Why it may be premature to conduct randomized trials of treatment of anorexia.

This may well be, as the investigators proclaim in their press release, the largest ever RCT of treatment for anorexia. But it is very difficult to make sense of it, other than to conclude that no treatments, including treatment as usual, had particularly impressive results.

For me, this study highlights the anonymous barriers to conducting a well-controlled RCT for anorexia with patients representative of the kinds that would seek treatment in real-world clinical context.

There are unsolved issues of patient dropout and retention for follow-up that seriously threaten the integrity of any results. We just do not know how to recruit a representative sample of patients with anorexia and keep them in therapy and around for follow-up.

Maybe we should ask women with anorexia about what they think. Maybe we could enlist some of them to assist in a design of a randomized trial or at least a treatment investigators could retain sufficient numbers of them to conduct a randomized trial

I am not sure how we would otherwise get this understanding without involving women with anorexia in the design of treatment in future clinical trials.

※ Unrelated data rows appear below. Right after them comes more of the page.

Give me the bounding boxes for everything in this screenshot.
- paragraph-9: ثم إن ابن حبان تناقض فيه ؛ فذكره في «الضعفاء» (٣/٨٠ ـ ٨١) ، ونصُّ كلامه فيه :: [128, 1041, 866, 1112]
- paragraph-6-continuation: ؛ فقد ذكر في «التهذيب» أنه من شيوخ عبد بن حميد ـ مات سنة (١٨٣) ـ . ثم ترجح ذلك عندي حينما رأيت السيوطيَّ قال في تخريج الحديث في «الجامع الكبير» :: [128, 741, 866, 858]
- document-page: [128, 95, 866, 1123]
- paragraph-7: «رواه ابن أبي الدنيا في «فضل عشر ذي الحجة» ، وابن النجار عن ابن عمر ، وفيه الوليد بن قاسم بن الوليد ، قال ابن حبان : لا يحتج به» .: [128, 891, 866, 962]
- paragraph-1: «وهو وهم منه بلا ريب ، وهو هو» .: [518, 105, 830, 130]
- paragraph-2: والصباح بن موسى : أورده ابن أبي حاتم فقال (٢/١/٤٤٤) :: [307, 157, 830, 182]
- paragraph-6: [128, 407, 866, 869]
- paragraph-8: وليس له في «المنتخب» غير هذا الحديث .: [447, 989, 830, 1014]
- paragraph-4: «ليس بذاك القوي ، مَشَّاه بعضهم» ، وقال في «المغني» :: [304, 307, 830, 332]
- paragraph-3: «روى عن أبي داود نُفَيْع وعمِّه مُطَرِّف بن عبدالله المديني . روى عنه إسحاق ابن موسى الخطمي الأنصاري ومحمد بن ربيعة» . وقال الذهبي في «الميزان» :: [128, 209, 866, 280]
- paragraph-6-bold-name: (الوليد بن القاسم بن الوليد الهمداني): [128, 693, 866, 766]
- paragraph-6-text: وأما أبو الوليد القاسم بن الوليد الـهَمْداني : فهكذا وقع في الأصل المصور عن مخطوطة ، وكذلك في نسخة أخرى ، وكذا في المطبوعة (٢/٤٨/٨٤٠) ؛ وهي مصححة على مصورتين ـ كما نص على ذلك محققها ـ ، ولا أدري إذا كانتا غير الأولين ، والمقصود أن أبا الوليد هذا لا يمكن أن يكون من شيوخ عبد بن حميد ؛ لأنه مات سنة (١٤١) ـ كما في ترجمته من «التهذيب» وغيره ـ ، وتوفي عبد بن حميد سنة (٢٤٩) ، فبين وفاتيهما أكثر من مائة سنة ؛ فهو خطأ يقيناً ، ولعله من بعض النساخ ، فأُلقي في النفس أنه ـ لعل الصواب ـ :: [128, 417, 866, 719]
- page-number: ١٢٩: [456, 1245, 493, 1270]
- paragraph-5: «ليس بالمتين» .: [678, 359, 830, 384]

There are unsolved issues of medical surveillance and co-treatment confounding. Anorexia poses physical health problems in the threats associated with sudden weight loss. But we do not have evidence-based protocols in place for standardizing surveillance and decision-making.

Before we undertake massive randomized trials such as ANTOP, we need to get information to set basic parameters from nonrandomized but nonetheless informative small-scale studies. Obviously the investigators in this study could not even estimate effect sizes in order to set sample sizes.

Well,  you presumably having made it through this long read, what do you think?